The strip debuted in the funny animal magazine Vootie, and it was subsequently published in a number of underground comix in the late 1970s and early 1980s. "Omaha" the Cat Dancer became the subject of the eponymous comic book series published from 1984 to 1993 by Kitchen Sink Press; it was relaunched by Fantagraphics Books through 1995. The final chapters of the strip's storyline were published in Sizzle magazine, beginning in 2006.

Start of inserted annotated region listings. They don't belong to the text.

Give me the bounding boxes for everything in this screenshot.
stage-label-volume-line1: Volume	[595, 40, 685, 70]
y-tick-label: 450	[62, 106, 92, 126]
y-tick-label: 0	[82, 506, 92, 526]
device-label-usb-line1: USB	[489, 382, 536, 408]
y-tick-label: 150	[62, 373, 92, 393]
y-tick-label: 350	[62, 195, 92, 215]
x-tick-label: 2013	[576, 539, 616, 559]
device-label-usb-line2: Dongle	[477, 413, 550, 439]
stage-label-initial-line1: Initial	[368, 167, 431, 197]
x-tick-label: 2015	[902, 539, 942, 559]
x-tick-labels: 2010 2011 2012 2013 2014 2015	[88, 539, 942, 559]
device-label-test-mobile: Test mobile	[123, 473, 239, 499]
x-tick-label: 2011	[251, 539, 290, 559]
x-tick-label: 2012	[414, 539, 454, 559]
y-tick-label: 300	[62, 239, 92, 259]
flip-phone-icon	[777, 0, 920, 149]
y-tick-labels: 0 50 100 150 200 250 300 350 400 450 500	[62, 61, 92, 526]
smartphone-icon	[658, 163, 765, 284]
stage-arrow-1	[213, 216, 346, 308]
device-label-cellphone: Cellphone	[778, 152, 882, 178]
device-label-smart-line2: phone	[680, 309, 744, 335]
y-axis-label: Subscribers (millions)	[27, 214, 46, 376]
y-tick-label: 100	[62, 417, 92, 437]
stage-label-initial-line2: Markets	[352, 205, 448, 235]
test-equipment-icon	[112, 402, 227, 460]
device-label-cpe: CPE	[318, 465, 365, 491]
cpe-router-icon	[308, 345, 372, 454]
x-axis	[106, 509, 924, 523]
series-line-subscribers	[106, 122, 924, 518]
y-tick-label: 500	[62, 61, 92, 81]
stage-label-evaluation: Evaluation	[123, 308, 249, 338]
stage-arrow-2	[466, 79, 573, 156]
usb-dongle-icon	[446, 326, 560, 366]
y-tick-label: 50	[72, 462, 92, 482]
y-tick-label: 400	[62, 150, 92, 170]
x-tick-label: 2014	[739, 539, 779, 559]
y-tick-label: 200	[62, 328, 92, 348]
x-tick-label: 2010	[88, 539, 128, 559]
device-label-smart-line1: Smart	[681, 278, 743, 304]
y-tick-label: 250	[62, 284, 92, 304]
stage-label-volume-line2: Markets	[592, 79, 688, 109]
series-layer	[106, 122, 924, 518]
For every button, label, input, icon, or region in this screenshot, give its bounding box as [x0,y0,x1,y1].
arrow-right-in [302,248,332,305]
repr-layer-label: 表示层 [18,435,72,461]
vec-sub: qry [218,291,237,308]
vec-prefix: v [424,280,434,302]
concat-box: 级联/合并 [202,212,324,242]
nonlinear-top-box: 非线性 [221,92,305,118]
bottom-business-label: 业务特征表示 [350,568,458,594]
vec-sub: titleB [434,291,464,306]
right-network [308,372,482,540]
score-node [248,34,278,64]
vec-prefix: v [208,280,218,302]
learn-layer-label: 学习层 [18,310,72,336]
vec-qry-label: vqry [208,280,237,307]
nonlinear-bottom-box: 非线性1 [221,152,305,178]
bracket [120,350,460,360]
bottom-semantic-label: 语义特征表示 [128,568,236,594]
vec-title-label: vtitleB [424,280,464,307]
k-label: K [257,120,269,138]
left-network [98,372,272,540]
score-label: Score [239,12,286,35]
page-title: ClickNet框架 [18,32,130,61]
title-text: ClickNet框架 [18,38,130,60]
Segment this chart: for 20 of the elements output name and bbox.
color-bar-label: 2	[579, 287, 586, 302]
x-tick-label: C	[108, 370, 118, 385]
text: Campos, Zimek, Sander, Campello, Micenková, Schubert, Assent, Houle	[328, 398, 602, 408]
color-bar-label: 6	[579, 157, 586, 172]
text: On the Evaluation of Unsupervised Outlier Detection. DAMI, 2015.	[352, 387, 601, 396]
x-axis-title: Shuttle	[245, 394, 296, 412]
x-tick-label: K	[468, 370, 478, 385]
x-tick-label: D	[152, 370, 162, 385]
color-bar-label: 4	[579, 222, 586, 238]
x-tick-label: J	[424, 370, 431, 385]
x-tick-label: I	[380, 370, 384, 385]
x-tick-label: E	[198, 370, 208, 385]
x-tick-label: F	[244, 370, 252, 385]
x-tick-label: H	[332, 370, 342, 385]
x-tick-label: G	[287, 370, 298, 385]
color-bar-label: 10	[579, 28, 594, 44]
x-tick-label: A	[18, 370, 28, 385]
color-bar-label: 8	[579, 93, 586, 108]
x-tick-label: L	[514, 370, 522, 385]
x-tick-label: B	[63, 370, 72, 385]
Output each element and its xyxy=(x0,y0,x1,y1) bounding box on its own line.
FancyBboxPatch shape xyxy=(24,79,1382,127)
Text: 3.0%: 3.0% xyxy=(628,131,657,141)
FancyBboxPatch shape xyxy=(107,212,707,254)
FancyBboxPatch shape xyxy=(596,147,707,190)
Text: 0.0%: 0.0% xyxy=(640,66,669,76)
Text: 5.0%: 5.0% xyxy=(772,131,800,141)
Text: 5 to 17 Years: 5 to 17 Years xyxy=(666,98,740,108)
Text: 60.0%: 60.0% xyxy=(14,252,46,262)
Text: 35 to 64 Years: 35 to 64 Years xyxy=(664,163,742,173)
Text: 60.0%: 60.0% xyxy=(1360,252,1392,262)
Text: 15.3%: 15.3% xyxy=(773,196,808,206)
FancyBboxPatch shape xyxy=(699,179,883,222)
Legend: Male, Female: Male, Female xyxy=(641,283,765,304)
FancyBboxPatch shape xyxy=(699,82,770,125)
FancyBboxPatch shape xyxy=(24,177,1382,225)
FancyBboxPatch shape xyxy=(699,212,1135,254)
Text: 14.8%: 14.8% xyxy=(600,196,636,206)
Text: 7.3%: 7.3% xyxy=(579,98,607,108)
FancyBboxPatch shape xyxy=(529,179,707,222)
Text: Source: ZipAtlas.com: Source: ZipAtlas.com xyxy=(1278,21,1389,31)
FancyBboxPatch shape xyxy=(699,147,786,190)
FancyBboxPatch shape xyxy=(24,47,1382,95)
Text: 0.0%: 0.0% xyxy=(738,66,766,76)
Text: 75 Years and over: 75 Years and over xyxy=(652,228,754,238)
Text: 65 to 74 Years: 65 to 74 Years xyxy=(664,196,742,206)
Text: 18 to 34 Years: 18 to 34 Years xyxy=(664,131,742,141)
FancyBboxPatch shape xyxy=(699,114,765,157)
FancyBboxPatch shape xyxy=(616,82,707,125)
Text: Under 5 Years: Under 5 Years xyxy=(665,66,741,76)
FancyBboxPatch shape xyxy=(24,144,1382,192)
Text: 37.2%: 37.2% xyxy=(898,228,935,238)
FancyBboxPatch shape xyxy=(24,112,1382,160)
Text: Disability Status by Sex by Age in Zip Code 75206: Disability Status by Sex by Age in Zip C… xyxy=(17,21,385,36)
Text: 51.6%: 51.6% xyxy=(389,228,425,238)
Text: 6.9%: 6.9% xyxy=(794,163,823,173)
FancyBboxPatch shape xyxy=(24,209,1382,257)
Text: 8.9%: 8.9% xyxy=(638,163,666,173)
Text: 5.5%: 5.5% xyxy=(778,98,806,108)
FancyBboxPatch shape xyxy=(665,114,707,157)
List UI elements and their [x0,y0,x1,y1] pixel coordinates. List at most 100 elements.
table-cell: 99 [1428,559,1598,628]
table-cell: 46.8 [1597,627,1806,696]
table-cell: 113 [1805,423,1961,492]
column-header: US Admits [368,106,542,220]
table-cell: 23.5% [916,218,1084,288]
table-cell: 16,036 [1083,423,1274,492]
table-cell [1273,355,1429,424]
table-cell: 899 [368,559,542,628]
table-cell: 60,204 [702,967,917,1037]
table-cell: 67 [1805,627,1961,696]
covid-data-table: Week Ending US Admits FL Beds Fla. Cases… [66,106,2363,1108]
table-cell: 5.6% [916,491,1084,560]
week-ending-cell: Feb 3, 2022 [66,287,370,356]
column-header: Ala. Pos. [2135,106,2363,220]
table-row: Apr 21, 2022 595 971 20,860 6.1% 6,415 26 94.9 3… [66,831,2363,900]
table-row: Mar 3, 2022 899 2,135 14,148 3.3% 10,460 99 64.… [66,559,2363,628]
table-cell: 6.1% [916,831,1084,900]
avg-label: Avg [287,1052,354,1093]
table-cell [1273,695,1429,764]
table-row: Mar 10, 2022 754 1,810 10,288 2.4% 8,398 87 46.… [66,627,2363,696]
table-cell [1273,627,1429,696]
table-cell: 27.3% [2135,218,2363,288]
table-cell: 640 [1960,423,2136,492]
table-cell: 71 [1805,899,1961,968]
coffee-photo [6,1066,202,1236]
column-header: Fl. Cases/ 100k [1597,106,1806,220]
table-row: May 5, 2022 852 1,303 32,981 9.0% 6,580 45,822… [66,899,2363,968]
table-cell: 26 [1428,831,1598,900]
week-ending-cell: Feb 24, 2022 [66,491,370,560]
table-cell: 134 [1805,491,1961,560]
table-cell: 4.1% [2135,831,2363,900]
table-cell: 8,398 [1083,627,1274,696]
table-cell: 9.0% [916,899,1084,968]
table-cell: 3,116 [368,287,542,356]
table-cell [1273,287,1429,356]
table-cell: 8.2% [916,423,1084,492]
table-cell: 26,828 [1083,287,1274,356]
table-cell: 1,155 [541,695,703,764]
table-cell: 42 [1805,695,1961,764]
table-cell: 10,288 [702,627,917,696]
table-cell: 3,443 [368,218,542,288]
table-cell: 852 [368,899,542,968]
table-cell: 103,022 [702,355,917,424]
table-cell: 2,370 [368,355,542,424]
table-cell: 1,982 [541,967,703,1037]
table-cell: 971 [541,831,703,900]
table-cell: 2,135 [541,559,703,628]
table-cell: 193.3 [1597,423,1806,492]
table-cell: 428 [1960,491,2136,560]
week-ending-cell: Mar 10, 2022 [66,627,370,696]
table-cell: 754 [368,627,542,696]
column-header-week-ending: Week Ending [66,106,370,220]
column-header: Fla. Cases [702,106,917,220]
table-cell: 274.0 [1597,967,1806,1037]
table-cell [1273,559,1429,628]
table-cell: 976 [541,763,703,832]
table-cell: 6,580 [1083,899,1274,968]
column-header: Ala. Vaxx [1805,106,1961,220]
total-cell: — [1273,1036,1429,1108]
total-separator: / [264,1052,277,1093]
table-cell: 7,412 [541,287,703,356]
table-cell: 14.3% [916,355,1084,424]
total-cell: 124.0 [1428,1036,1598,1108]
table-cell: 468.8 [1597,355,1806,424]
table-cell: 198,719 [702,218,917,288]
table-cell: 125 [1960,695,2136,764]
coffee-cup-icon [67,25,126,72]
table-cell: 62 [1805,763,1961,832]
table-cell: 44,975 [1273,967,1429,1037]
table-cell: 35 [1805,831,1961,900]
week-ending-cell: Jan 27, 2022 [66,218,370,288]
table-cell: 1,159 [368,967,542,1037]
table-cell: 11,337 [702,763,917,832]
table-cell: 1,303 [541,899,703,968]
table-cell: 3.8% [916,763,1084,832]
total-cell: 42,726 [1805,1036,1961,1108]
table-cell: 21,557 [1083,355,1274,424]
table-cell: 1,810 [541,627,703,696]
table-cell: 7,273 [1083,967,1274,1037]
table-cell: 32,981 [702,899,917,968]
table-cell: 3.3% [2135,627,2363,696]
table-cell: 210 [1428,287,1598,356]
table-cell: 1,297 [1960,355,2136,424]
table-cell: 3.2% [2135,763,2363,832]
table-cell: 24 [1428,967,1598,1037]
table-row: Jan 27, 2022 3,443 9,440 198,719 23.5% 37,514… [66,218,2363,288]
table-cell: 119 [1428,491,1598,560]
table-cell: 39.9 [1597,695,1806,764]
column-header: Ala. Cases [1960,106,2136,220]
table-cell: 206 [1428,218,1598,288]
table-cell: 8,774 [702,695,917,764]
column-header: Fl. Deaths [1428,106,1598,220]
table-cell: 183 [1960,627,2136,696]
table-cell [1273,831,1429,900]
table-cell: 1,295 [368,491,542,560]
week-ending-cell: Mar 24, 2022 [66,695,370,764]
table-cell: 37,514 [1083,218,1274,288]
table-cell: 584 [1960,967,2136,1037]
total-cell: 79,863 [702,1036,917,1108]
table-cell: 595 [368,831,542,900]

"Omaha" the Cat Dancer was the first of several comic books published in the early 1980s which integrated explicit sex into their storylines, rather than using sex for shock value. The comic was the subject of a number of obscenity controversies, and it was nominated for multiple Eisner Awards in 1989 and 1991.
Publication history
In 1976, Reed Waller founded Vootie, a fanzine intended to promote funny animal comics. Waller began looking for a theme for his new comic. He visited local strip clubs in St. Paul with his sketchbook, and read newspaper articles about attempts to shut the bars down. Another contributor to the magazine, Jim Schumeister, proposed a comic called Charlie's Bimbos, in which "a bevy of strippers champion liberty in the face of Puritan oppression". This proposal sparked the idea for Omaha. A five-page untitled story appeared in Bizarre Sex No. 10 in 1982, as a followup to the first chapter. In November 1991, Waller was diagnosed with colon cancer; two issues of Images of "Omaha" were published in 1992 to pay for Waller's medical expenses, featuring art and writing by several major comic creators. In 2002, Waller and Worley agreed to complete the story; Worley was diagnosed with lung cancer, and began chemotherapy and radiation treatments in that year. From 2005 to 2013, NBM Publishing imprint Amerotica published eight volumes of strips under the title The Complete Omaha the Cat Dancer.
Fictional background and characters
"Omaha" the Cat Dancer takes place in the fictional Mipple City, Minnesota. The comic's universe is populated by anthropomorphic animal characters. The story began as a satire of local blue laws, before evolving into a comic book soap opera. Omaha starts to become well known after she is featured for the first time in Pet Magazine, an adult entertainment magazine, as the centerfold "Kitten of the Month".
After working as a locally popular dancer, she and Shelly meet Chuck Katt, an artist who begins to fall in love with Omaha and whom she considers "normal". After a new blue law is passed, "all strip clubs are to be closed down", Omaha and Shelly are put out of work. Shelly soon finds a hidden sub-basement at a restaurant that is owned by a man named Charles Tabey, a powerful, yet mentally ill business tycoon, with Shelly as his lover in secret. With Omaha out of work, Chuck Katt starts working for his former boss, Andre DeRoc, a media mogul in the town and the arch-rival of Charles Tabey.
Timeline and social impact
"Omaha" the Cat Dancer was the first of several comic books in the early 1980s which integrated sex into their storylines, rather than using sexual explicitness for shock value. In 1988, Friendly Frank's, a comic book store in suburban Chicago, was fined $750 for selling "obscene" material, including "Omaha" the Cat Dancer; as a result of the obscenity controversy, the Comic Book Legal Defense Fund was formed. In 1990, issues of "Omaha" the Cat Dancer were seized by New Zealand authorities; the country's Obscene Publications Tribunal declared that the series was not indecent. Stever commented that "the plot is so rich that it would be a disservice to attempt to sum it up in the small space available here. It is better said that it is a story that does not pull punches and in its essence rings more true to the values of our time than anything short of Tom Wolfe". Entertainment Weekly writer Alex Heard panned the comic, writing that "the story moves very slowly [...] one can readily agree with the disgruntled fan who wrote, 'My God! Where did you dredge up those horrid characters?